Rumlarla yapılan cihadlara katıldı. Arap lisânını çok fasîh konuşurdu.
Yahyâ
bin Saîd el-Ensârî, Saîd bin Mezbân, Mukatil bin Süleymân ve Süfyân-ı Sevrî'den,
Sevrî de kendisinden hadîs-i şerîf rivâyetinde bulunmuştur. Evzâî, Şakîk-i
Belhî, İbrâhim bin Beşar, kendisinden hadîs-i şerîf rivâyetinde bulunmuşlardır.
Nesâî, Dâre Kutnî, İmâm-ı Buhârî onun sika, güvenilir bir râvi olduğunu
bildirmişlerdir. Buhârî "Edeb", Tirmizî "Tahâret" kısmında kendisinden rivâyette
bulunmuşlardır.
Babası
Edhem, Belh şehri pâdişâhıydı. Kendisi Şehzâde olup, tahtta oturur, avlanmayı
severdi.Her türlü imkâna sâhip, her istediğini yer, her istediğini giyer, her
emri hemen yapılırdı.Bir yola çıktığı zaman, kırk altın kalkanlı asker önünden,
kırk altın gürzlü asker arkasından yürürdü. O bütün bunları terk etmiş ve Allahü
teâlâya gönül vermiştir.Mübârek sözleri ve kerâmetleri dilden dile dolaşmış,
muhabbeti hep gönüllerde yaşamıştır. Dünyâ sultânları unutulmuş, fakat O
unutulmamıştır.
Tâcını,
tahtını bırakıp evliyâdan olması şöyle olmuştur:
Bir
gece tahtı üzerinde uyuya kalmıştı.Gece bir gürültü ile uyandı. Tavan
sallanıyordu. seslendi: "Kim o?" Damdaki, "Tanıdık biriyim, devemi kaybettim onu
arıyorum" dedi. İbrâhim Edhem, "Hey şaşkın, ne diye damda arıyorsun? Damda deve
mi olur?" deyince, damdaki zât, "Ey gâfil, sen Allahü teâlâyı altın taht ve
süslü elbiseler içinde arıyorsun. Damda deve aramak bundan daha mı acâyib?"

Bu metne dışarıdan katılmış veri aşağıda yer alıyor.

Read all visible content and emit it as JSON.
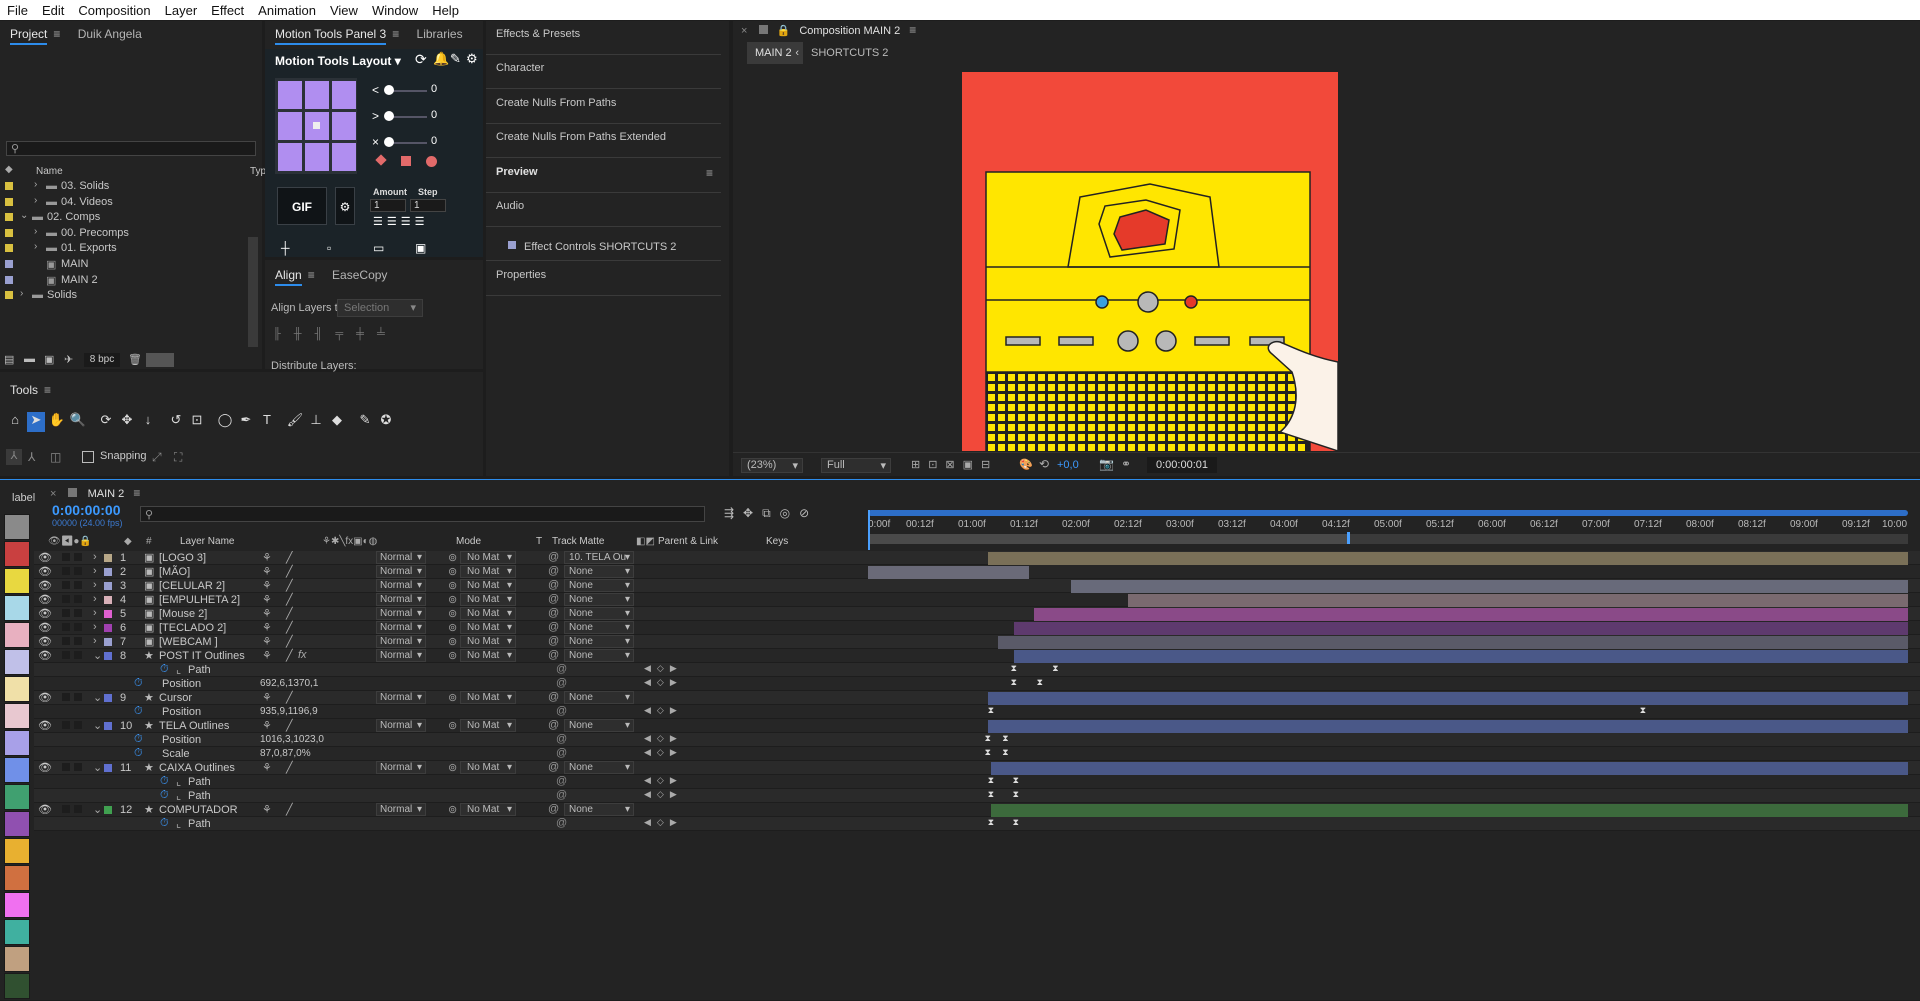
{
  "menu": [
    "File",
    "Edit",
    "Composition",
    "Layer",
    "Effect",
    "Animation",
    "View",
    "Window",
    "Help"
  ],
  "project_panel": {
    "tabs": [
      "Project",
      "Duik Angela"
    ],
    "search_placeholder": "",
    "col_name": "Name",
    "col_type": "Typ",
    "items": [
      {
        "label": "03. Solids",
        "indent": 1,
        "type": "folder",
        "color": "#d8c040"
      },
      {
        "label": "04. Videos",
        "indent": 1,
        "type": "folder",
        "color": "#d8c040"
      },
      {
        "label": "02. Comps",
        "indent": 0,
        "type": "folder-open",
        "color": "#d8c040"
      },
      {
        "label": "00. Precomps",
        "indent": 1,
        "type": "folder",
        "color": "#d8c040"
      },
      {
        "label": "01. Exports",
        "indent": 1,
        "type": "folder",
        "color": "#d8c040"
      },
      {
        "label": "MAIN",
        "indent": 1,
        "type": "comp",
        "color": "#9aa0d0"
      },
      {
        "label": "MAIN 2",
        "indent": 1,
        "type": "comp",
        "color": "#9aa0d0"
      },
      {
        "label": "Solids",
        "indent": 0,
        "type": "folder",
        "color": "#d8c040"
      }
    ],
    "bpc": "8 bpc"
  },
  "motion_tools": {
    "tabs": [
      "Motion Tools Panel 3",
      "Libraries"
    ],
    "layout_title": "Motion Tools Layout",
    "sliders": [
      {
        "icon": "<",
        "value": "0"
      },
      {
        "icon": ">",
        "value": "0"
      },
      {
        "icon": "×",
        "value": "0"
      }
    ],
    "gif_label": "GIF",
    "amount_label": "Amount",
    "step_label": "Step",
    "amount_value": "1",
    "step_value": "1"
  },
  "align_panel": {
    "tabs": [
      "Align",
      "EaseCopy"
    ],
    "align_to_label": "Align Layers to:",
    "align_to_value": "Selection",
    "distribute_label": "Distribute Layers:"
  },
  "tools_panel": {
    "title": "Tools",
    "snapping": "Snapping"
  },
  "right_panel": {
    "items": [
      "Effects & Presets",
      "Character",
      "Create Nulls From Paths",
      "Create Nulls From Paths Extended",
      "Preview",
      "Audio",
      "Effect Controls SHORTCUTS 2",
      "Properties"
    ]
  },
  "composition": {
    "title": "Composition MAIN 2",
    "tabs": [
      "MAIN 2",
      "SHORTCUTS 2"
    ],
    "zoom": "(23%)",
    "quality": "Full",
    "exposure": "+0,0",
    "timecode": "0:00:00:01"
  },
  "timeline": {
    "label_tab": "label",
    "comp_tab": "MAIN 2",
    "timecode": "0:00:00:00",
    "fps": "00000 (24.00 fps)",
    "headers": {
      "layer_name": "Layer Name",
      "mode": "Mode",
      "t": "T",
      "track_matte": "Track Matte",
      "parent": "Parent & Link",
      "keys": "Keys"
    },
    "ruler": [
      "0:00f",
      "00:12f",
      "01:00f",
      "01:12f",
      "02:00f",
      "02:12f",
      "03:00f",
      "03:12f",
      "04:00f",
      "04:12f",
      "05:00f",
      "05:12f",
      "06:00f",
      "06:12f",
      "07:00f",
      "07:12f",
      "08:00f",
      "08:12f",
      "09:00f",
      "09:12f",
      "10:00"
    ],
    "label_colors": [
      "#8a8a8a",
      "#c94040",
      "#e8d840",
      "#a8d8e8",
      "#e8b0c0",
      "#c0c0e8",
      "#f0e0a8",
      "#e8c8d0",
      "#a8a0e8",
      "#7090e8",
      "#40a070",
      "#9050b0",
      "#e8b030",
      "#d07040",
      "#f070f0",
      "#40b0a0",
      "#c0a080",
      "#305030"
    ],
    "layers": [
      {
        "num": "1",
        "name": "[LOGO 3]",
        "type": "comp",
        "color": "#b8a888",
        "mode": "Normal",
        "matte": "No Mat",
        "parent": "10. TELA Ou",
        "expanded": false,
        "bar_color": "#7a7058",
        "bar_start": 0.115,
        "bar_end": 1.0
      },
      {
        "num": "2",
        "name": "[MÃO]",
        "type": "comp",
        "color": "#9aa0d0",
        "mode": "Normal",
        "matte": "No Mat",
        "parent": "None",
        "expanded": false,
        "bar_color": "#6a6a78",
        "bar_start": 0.0,
        "bar_end": 0.155
      },
      {
        "num": "3",
        "name": "[CELULAR 2]",
        "type": "comp",
        "color": "#9aa0d0",
        "mode": "Normal",
        "matte": "No Mat",
        "parent": "None",
        "expanded": false,
        "bar_color": "#686a7a",
        "bar_start": 0.195,
        "bar_end": 1.0
      },
      {
        "num": "4",
        "name": "[EMPULHETA 2]",
        "type": "comp",
        "color": "#d8b0b8",
        "mode": "Normal",
        "matte": "No Mat",
        "parent": "None",
        "expanded": false,
        "bar_color": "#7a6a70",
        "bar_start": 0.25,
        "bar_end": 1.0
      },
      {
        "num": "5",
        "name": "[Mouse 2]",
        "type": "comp",
        "color": "#e060d0",
        "mode": "Normal",
        "matte": "No Mat",
        "parent": "None",
        "expanded": false,
        "bar_color": "#8a4a88",
        "bar_start": 0.16,
        "bar_end": 1.0
      },
      {
        "num": "6",
        "name": "[TECLADO 2]",
        "type": "comp",
        "color": "#a040b0",
        "mode": "Normal",
        "matte": "No Mat",
        "parent": "None",
        "expanded": false,
        "bar_color": "#5e3a6e",
        "bar_start": 0.14,
        "bar_end": 1.0
      },
      {
        "num": "7",
        "name": "[WEBCAM ]",
        "type": "comp",
        "color": "#9aa0d0",
        "mode": "Normal",
        "matte": "No Mat",
        "parent": "None",
        "expanded": false,
        "bar_color": "#5a5a68",
        "bar_start": 0.125,
        "bar_end": 1.0
      },
      {
        "num": "8",
        "name": "POST IT Outlines",
        "type": "shape",
        "color": "#6070d0",
        "mode": "Normal",
        "matte": "No Mat",
        "parent": "None",
        "expanded": true,
        "fx": true,
        "bar_color": "#4a5888",
        "bar_start": 0.14,
        "bar_end": 1.0,
        "props": [
          {
            "name": "Path",
            "value": "",
            "keys": [
              0.14,
              0.18
            ],
            "indent": 2
          },
          {
            "name": "Position",
            "value": "692,6,1370,1",
            "keys": [
              0.14,
              0.165
            ],
            "indent": 1
          }
        ]
      },
      {
        "num": "9",
        "name": "Cursor",
        "type": "shape",
        "color": "#6070d0",
        "mode": "Normal",
        "matte": "No Mat",
        "parent": "None",
        "expanded": true,
        "bar_color": "#4a5888",
        "bar_start": 0.115,
        "bar_end": 1.0,
        "props": [
          {
            "name": "Position",
            "value": "935,9,1196,9",
            "keys": [
              0.118,
              0.745
            ],
            "indent": 1
          }
        ]
      },
      {
        "num": "10",
        "name": "TELA Outlines",
        "type": "shape",
        "color": "#6070d0",
        "mode": "Normal",
        "matte": "No Mat",
        "parent": "None",
        "expanded": true,
        "bar_color": "#4a5888",
        "bar_start": 0.115,
        "bar_end": 1.0,
        "props": [
          {
            "name": "Position",
            "value": "1016,3,1023,0",
            "keys": [
              0.115,
              0.132
            ],
            "indent": 1
          },
          {
            "name": "Scale",
            "value": "87,0,87,0%",
            "keys": [
              0.115,
              0.132
            ],
            "indent": 1
          }
        ]
      },
      {
        "num": "11",
        "name": "CAIXA Outlines",
        "type": "shape",
        "color": "#6070d0",
        "mode": "Normal",
        "matte": "No Mat",
        "parent": "None",
        "expanded": true,
        "bar_color": "#4a5888",
        "bar_start": 0.118,
        "bar_end": 1.0,
        "props": [
          {
            "name": "Path",
            "value": "",
            "keys": [
              0.118,
              0.142
            ],
            "indent": 2
          },
          {
            "name": "Path",
            "value": "",
            "keys": [
              0.118,
              0.142
            ],
            "indent": 2
          }
        ]
      },
      {
        "num": "12",
        "name": "COMPUTADOR",
        "type": "shape",
        "color": "#40a050",
        "mode": "Normal",
        "matte": "No Mat",
        "parent": "None",
        "expanded": true,
        "bar_color": "#3c6a3c",
        "bar_start": 0.118,
        "bar_end": 1.0,
        "props": [
          {
            "name": "Path",
            "value": "",
            "keys": [
              0.118,
              0.142
            ],
            "indent": 2
          }
        ]
      }
    ]
  }
}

dedi. Bu sözlerden sonra kalbi Allahü teâlânın aşkı ile yandı ve şimdiye kadar
yaptığı bütün günahlara, hatâ ve kusurlara tövbe etti.
Başka
bir rivâyette: Bir gün sarayda umûmi bir ziyâfet verildi. Devlet adamları
yerlerini almış, hizmetçiler beklerken, gayet heybetli bir zat çıkageldi. Ne
askerlerden ne hizmetçilerden hiçbir kimse ona, sen kimsin, burada ne işin var?
deme cesaretini bulamadı. Bu heybetli zâta İbrâhim Edhem sordu: "Ne istiyorsun?"
O zât, "Bu handa konaklamak istiyorum." dedi. İbrâhim Edhem; "Burası han değil,
benim sarayımdır." diye cevap verdi. O zât, "O halde bu saray bundan evvel
kimindi?" diye sorunca, İbrâhim Edhem; "Pederimindi!" dedi. Gelen zât; "Ondan
evvel kimindi?" diye tekrar sordu. İbrâhim Ethem; "Filân zâtın!" dedi. O zât;
"Ondan evvel kimindi?" diye sorduğunda, İbrâhim Edhem; "Filân oğlu filânın!"
cevâbına, o zâtın; "Bunlara ne oldu?" suâline de İbrâhim Edhem; "Öldüler!"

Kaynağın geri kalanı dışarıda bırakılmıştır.